The top end is arguably a shade hot, but it's also delightfully sweet, open, well integrated and never sounds forced, while bass always sounds controlled, as well as satisfyingly deep and powerful.
Put on the Chemical Brothers, wind up the volume as high as you dare and then touch the sides of the enclosure. Hardly any vibration comes through, so it's obvious that the radical enclosure is doing a very fine job.
That's further emphasised by the lack of boxy effects and the airy-but-precise stereo imaging. One simply isn't conscious that the sound is emanating from two reasonably large enclosures - you simply hear the music, and the stereo mix, with fine focus and freedom from boxiness.
Though most of the news is very positive, transparency and image depth did seem somewhat limited and dynamics sounded a little constrained. The bass end, in particular, sounds a trifle congested and lacking a little freedom of expression.
Rather than underpinning things and taking the lead in driving the music along, it sort of hangs on in there, doing what's necessary and keeping good time, but not really taking over the control or the initiative.
Play as loud as you like
Dynamic range, however, is thoroughly impressive, presumably thanks to the very low enclosure 'signature', so low level detail comes through well. Instrumental textures are well portrayed and with ensemble material it was quite easy to distinguish the number of brass or string instruments playing.
Colorations are very low, too and speech sounds unusually clean of any undesirable cuppy or nasal effects.

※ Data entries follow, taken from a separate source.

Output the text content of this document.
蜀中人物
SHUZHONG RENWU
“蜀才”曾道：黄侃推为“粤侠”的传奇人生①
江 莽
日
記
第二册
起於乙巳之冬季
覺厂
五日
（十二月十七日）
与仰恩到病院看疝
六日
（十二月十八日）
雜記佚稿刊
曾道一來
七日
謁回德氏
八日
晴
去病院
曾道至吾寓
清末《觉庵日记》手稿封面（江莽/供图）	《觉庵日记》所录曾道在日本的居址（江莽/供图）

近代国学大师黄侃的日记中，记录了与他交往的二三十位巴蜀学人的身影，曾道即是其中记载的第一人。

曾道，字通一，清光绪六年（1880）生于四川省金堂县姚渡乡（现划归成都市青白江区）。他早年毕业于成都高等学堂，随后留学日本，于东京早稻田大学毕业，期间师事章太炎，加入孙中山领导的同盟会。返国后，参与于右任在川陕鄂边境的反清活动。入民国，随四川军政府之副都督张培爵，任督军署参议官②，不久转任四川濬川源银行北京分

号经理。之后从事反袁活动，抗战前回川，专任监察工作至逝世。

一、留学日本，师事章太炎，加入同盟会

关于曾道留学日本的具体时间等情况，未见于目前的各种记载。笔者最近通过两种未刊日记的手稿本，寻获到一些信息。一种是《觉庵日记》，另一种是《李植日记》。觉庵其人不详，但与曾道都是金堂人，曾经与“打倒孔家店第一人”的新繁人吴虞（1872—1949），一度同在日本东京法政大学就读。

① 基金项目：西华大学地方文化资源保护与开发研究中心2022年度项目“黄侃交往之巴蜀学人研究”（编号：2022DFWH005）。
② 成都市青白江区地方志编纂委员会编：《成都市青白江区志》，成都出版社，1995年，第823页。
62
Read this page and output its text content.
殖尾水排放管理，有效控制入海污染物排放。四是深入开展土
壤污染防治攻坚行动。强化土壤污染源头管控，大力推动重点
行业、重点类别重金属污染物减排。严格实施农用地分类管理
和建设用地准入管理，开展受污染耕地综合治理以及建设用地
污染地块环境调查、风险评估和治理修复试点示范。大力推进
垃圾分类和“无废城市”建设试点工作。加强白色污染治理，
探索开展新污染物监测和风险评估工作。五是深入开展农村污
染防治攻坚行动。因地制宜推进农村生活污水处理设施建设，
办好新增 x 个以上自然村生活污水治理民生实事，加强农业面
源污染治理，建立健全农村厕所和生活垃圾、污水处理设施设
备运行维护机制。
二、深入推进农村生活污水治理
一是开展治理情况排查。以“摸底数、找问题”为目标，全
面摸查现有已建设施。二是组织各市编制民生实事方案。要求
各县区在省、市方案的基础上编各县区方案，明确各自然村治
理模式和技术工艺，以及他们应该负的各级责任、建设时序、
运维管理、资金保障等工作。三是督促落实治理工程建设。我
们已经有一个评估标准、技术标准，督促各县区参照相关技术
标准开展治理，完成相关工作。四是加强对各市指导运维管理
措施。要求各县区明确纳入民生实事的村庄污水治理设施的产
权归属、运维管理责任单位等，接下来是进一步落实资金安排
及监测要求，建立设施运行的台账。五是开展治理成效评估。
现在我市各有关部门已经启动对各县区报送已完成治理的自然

On the end of a largely Naim-based system, the overall character might be a little cool and lean for some tastes, so we exchanged our regular speaker cables for the slightly richer and fuller sounding Chord Signature, to good effect.
However, the biggest strength of the Performance 6 Limited Edition must be its ability to sound sweet, open, coherent and detailed even at very low listening levels.
At the same time, this new LE version remains happy and free from aggression when being played seriously loud, too.